Gulf of Mexico menhaden fishery gains MSC certification over objections from recreational fishermen, NGOs
The Gulf of Mexico menhaden fishery has received Marine Stewardship Council certification, a victory for Cooke Inc. subsidiary Omega Protein and Daybrook Fisheries, which fish and process Gulf menhaden into fishmeal, fish oil, and other products.
Independent auditor SAI Global recommended the fishery for certification in June, but the certification was fought by environmental groups and recreational fishermen, including the Gulf Restoration Network, who lodged appeals with the MSC that were eventually dismissed.
More than 460,000 metric tons of menhaden was caught in the Gulf of Mexico in 2017. Omega Protein's Atlantic menhaden fishery received MSC certification last month.
"The Marine Stewardship Council is a global icon in seafood sustainability, and fisheries that are MSC certified are recognized as some of the best managed in the world," Omega Protein CEO Bret Scholtes said in a press release. "Our fisheries have long operated according to sustainable practices, and this certification is just the latest recognition of it."

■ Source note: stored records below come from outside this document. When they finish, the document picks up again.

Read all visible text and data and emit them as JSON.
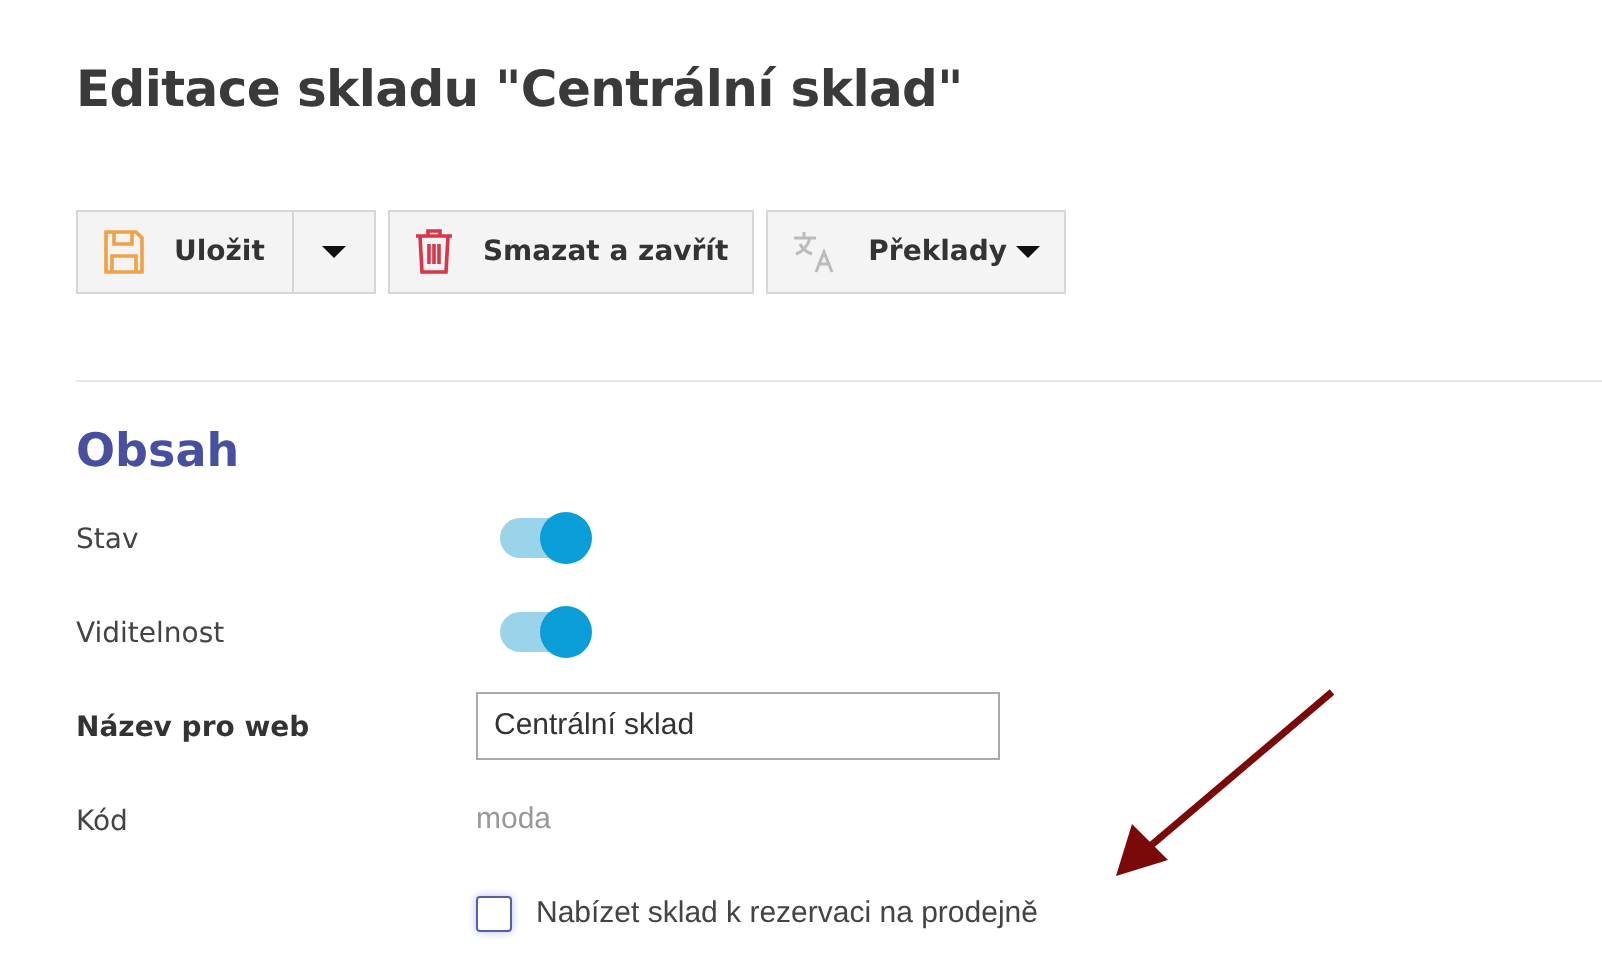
{
  "title": "Editace skladu \"Centrální sklad\"",
  "toolbar": [
    {
      "kind": "save",
      "label": "Uložit"
    },
    {
      "kind": "delete",
      "label": "Smazat a zavřít"
    },
    {
      "kind": "translate",
      "label": "Překlady"
    }
  ],
  "section": {
    "title": "Obsah"
  },
  "fields": [
    {
      "kind": "toggle",
      "label": "Stav",
      "bold": false,
      "on": true
    },
    {
      "kind": "toggle",
      "label": "Viditelnost",
      "bold": false,
      "on": true
    },
    {
      "kind": "text",
      "label": "Název pro web",
      "bold": true,
      "value": "Centrální sklad"
    },
    {
      "kind": "static",
      "label": "Kód",
      "bold": false,
      "value": "moda"
    },
    {
      "kind": "checkbox",
      "text": "Nabízet sklad k rezervaci na prodejně",
      "checked": false
    }
  ]
}
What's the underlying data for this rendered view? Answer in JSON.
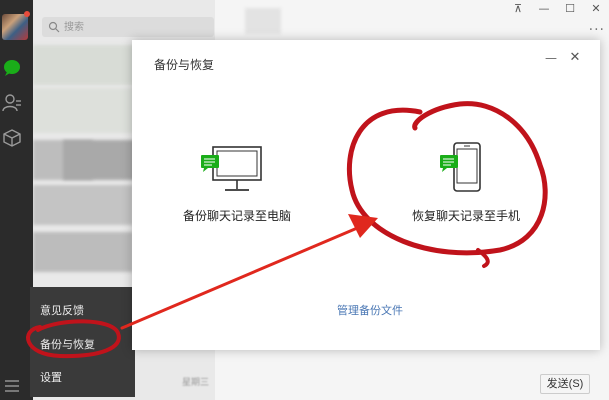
{
  "sidebar": {
    "icons": [
      "avatar",
      "chat-icon",
      "contacts-icon",
      "favorites-icon",
      "menu-icon"
    ],
    "accent": "#1aad19"
  },
  "search": {
    "placeholder": "搜索",
    "add_label": "+"
  },
  "menu": {
    "feedback": "意见反馈",
    "backup": "备份与恢复",
    "settings": "设置"
  },
  "window": {
    "pin": "⊼",
    "minimize": "—",
    "maximize": "☐",
    "close": "✕",
    "more": "···"
  },
  "dialog": {
    "title": "备份与恢复",
    "minimize": "—",
    "close": "✕",
    "backup_to_pc": "备份聊天记录至电脑",
    "restore_to_phone": "恢复聊天记录至手机",
    "manage_files": "管理备份文件"
  },
  "chat": {
    "weekday": "星期三",
    "send_label": "发送(S)"
  },
  "colors": {
    "annotation": "#c0131b",
    "link": "#4a77b4",
    "icon_green": "#1aad19"
  }
}
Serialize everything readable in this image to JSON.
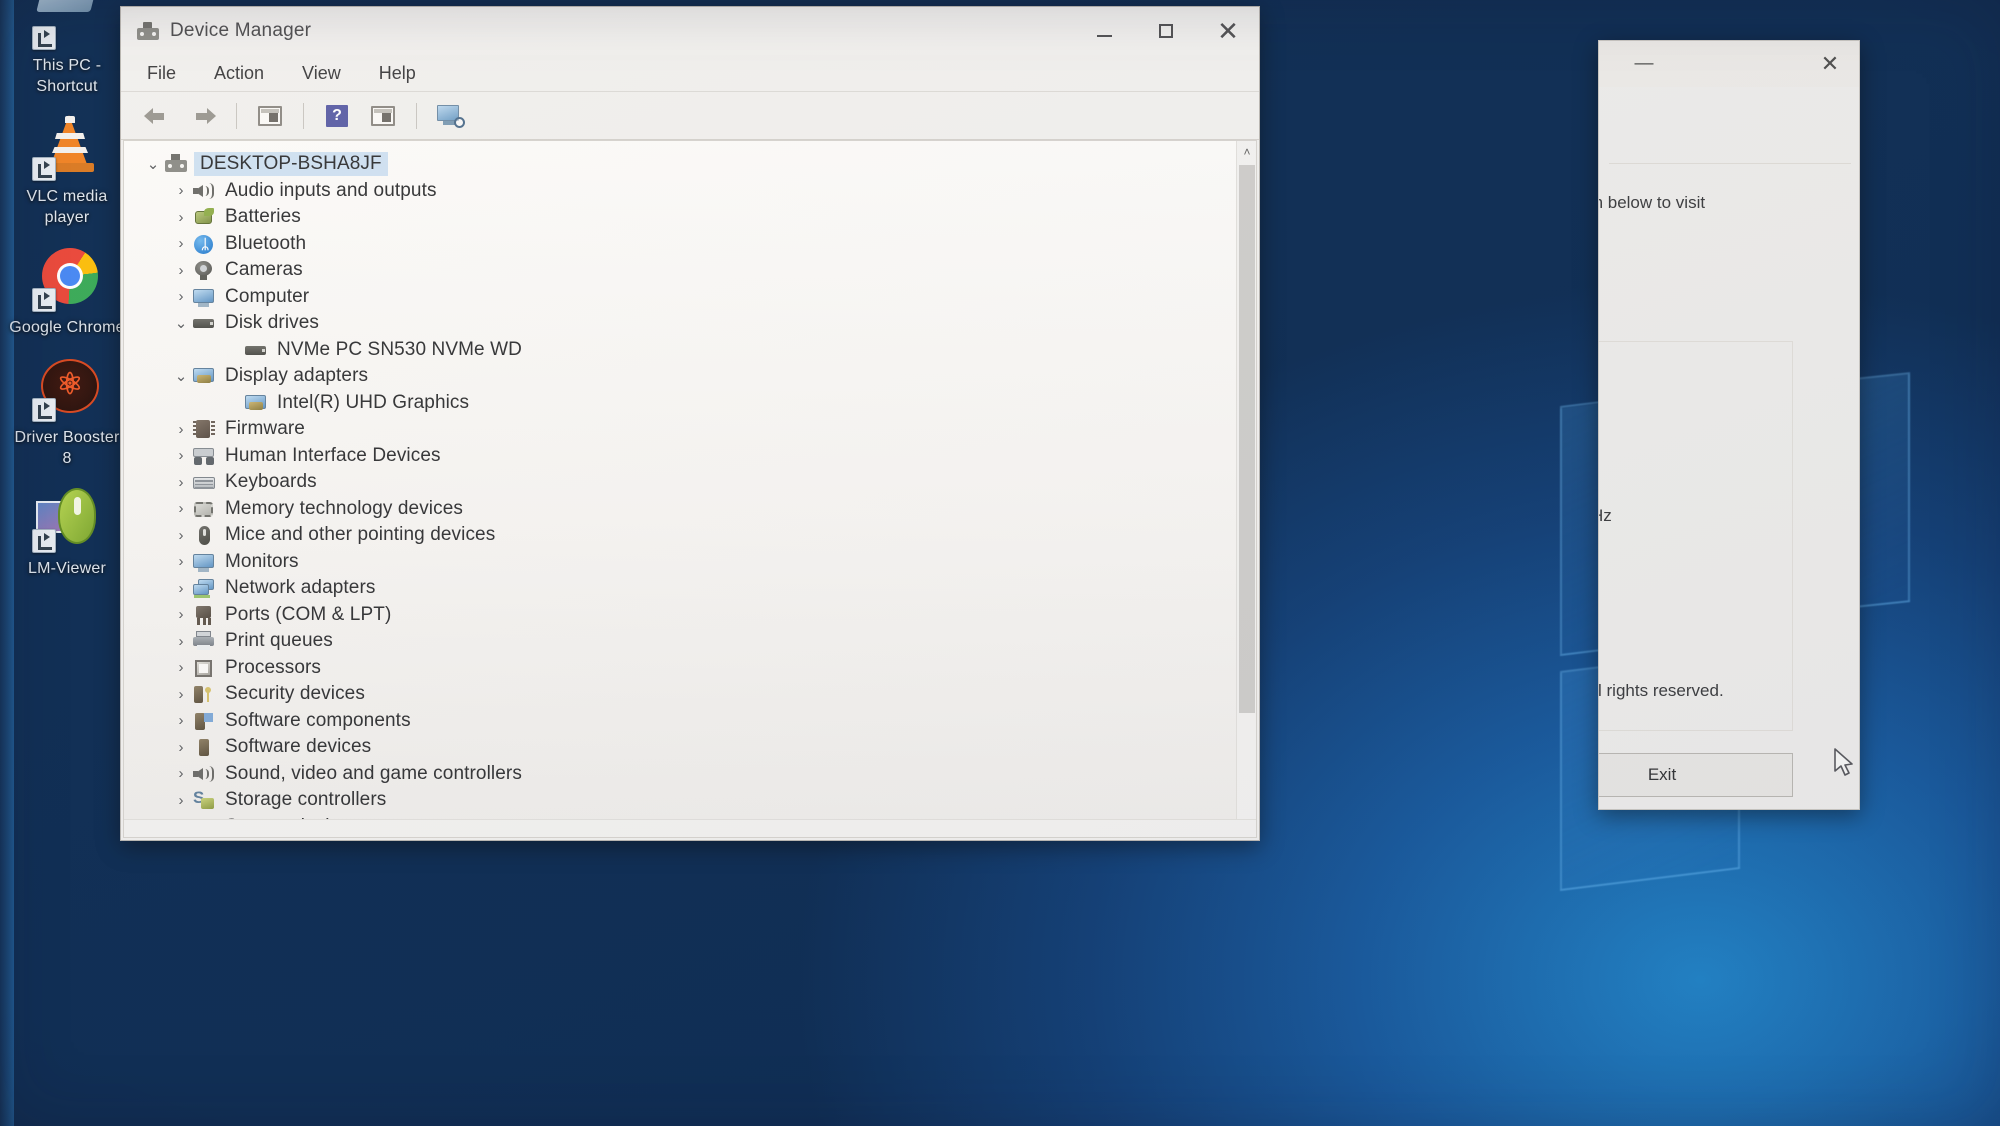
{
  "desktop": {
    "icons": [
      {
        "label": "This PC - Shortcut",
        "icon": "this-pc-icon"
      },
      {
        "label": "VLC media player",
        "icon": "vlc-icon"
      },
      {
        "label": "Google Chrome",
        "icon": "chrome-icon"
      },
      {
        "label": "Driver Booster 8",
        "icon": "driver-booster-icon"
      },
      {
        "label": "LM-Viewer",
        "icon": "lm-viewer-icon"
      }
    ]
  },
  "device_manager": {
    "title": "Device Manager",
    "title_icon": "device-manager-icon",
    "window_buttons": {
      "minimize": "—",
      "maximize": "□",
      "close": "✕"
    },
    "menu": [
      {
        "label": "File"
      },
      {
        "label": "Action"
      },
      {
        "label": "View"
      },
      {
        "label": "Help"
      }
    ],
    "toolbar": [
      {
        "name": "back-button",
        "icon": "back-arrow-icon"
      },
      {
        "name": "forward-button",
        "icon": "forward-arrow-icon"
      },
      {
        "name": "properties-button",
        "icon": "properties-icon"
      },
      {
        "name": "help-button",
        "icon": "help-icon"
      },
      {
        "name": "update-driver-button",
        "icon": "update-driver-icon"
      },
      {
        "name": "scan-hardware-button",
        "icon": "scan-hardware-icon"
      }
    ],
    "tree": [
      {
        "label": "DESKTOP-BSHA8JF",
        "level": 0,
        "state": "expanded",
        "icon": "computer-node-icon",
        "selected": true
      },
      {
        "label": "Audio inputs and outputs",
        "level": 1,
        "state": "collapsed",
        "icon": "speaker-icon"
      },
      {
        "label": "Batteries",
        "level": 1,
        "state": "collapsed",
        "icon": "battery-icon"
      },
      {
        "label": "Bluetooth",
        "level": 1,
        "state": "collapsed",
        "icon": "bluetooth-icon"
      },
      {
        "label": "Cameras",
        "level": 1,
        "state": "collapsed",
        "icon": "camera-icon"
      },
      {
        "label": "Computer",
        "level": 1,
        "state": "collapsed",
        "icon": "monitor-icon"
      },
      {
        "label": "Disk drives",
        "level": 1,
        "state": "expanded",
        "icon": "disk-icon"
      },
      {
        "label": "NVMe PC SN530 NVMe WD",
        "level": 2,
        "state": "leaf",
        "icon": "disk-icon"
      },
      {
        "label": "Display adapters",
        "level": 1,
        "state": "expanded",
        "icon": "display-adapter-icon"
      },
      {
        "label": "Intel(R) UHD Graphics",
        "level": 2,
        "state": "leaf",
        "icon": "display-adapter-icon"
      },
      {
        "label": "Firmware",
        "level": 1,
        "state": "collapsed",
        "icon": "chip-icon"
      },
      {
        "label": "Human Interface Devices",
        "level": 1,
        "state": "collapsed",
        "icon": "hid-icon"
      },
      {
        "label": "Keyboards",
        "level": 1,
        "state": "collapsed",
        "icon": "keyboard-icon"
      },
      {
        "label": "Memory technology devices",
        "level": 1,
        "state": "collapsed",
        "icon": "memory-technology-icon"
      },
      {
        "label": "Mice and other pointing devices",
        "level": 1,
        "state": "collapsed",
        "icon": "mouse-icon"
      },
      {
        "label": "Monitors",
        "level": 1,
        "state": "collapsed",
        "icon": "monitor-icon"
      },
      {
        "label": "Network adapters",
        "level": 1,
        "state": "collapsed",
        "icon": "network-adapter-icon"
      },
      {
        "label": "Ports (COM & LPT)",
        "level": 1,
        "state": "collapsed",
        "icon": "port-icon"
      },
      {
        "label": "Print queues",
        "level": 1,
        "state": "collapsed",
        "icon": "printer-icon"
      },
      {
        "label": "Processors",
        "level": 1,
        "state": "collapsed",
        "icon": "cpu-icon"
      },
      {
        "label": "Security devices",
        "level": 1,
        "state": "collapsed",
        "icon": "security-icon"
      },
      {
        "label": "Software components",
        "level": 1,
        "state": "collapsed",
        "icon": "software-component-icon"
      },
      {
        "label": "Software devices",
        "level": 1,
        "state": "collapsed",
        "icon": "software-device-icon"
      },
      {
        "label": "Sound, video and game controllers",
        "level": 1,
        "state": "collapsed",
        "icon": "speaker-icon"
      },
      {
        "label": "Storage controllers",
        "level": 1,
        "state": "collapsed",
        "icon": "storage-controller-icon"
      },
      {
        "label": "System devices",
        "level": 1,
        "state": "collapsed",
        "icon": "system-device-icon"
      }
    ],
    "twisty_glyphs": {
      "collapsed": "›",
      "expanded": "⌄"
    },
    "scrollbar": {
      "up": "˄",
      "down": "˅"
    }
  },
  "background_window": {
    "minimize": "—",
    "close": "✕",
    "text_visit": "\" button below to visit",
    "text_hz": "Hz",
    "text_rights": "soft. All rights reserved.",
    "exit_label": "Exit"
  },
  "colors": {
    "selection_blue": "#cfe1f2",
    "window_face": "#f1f0ee",
    "desktop_blue": "#1d4478",
    "text_dark": "#2f3032"
  }
}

SAI Global evaluated the fishery against 28 standards in three categories including the sustainability of the stock; efforts to minimize environmental impacts; and effective management.
"We're proud of the work that our industry has done to operate a healthy and sustainable fishery," Daybrook Fisheries Vice President of Sales and Marketing Scott Herbert Sr. said. "Consumers can now trust that all Gulf menhaden products meet the high management and conservation standards of the Marine Stewardship Council.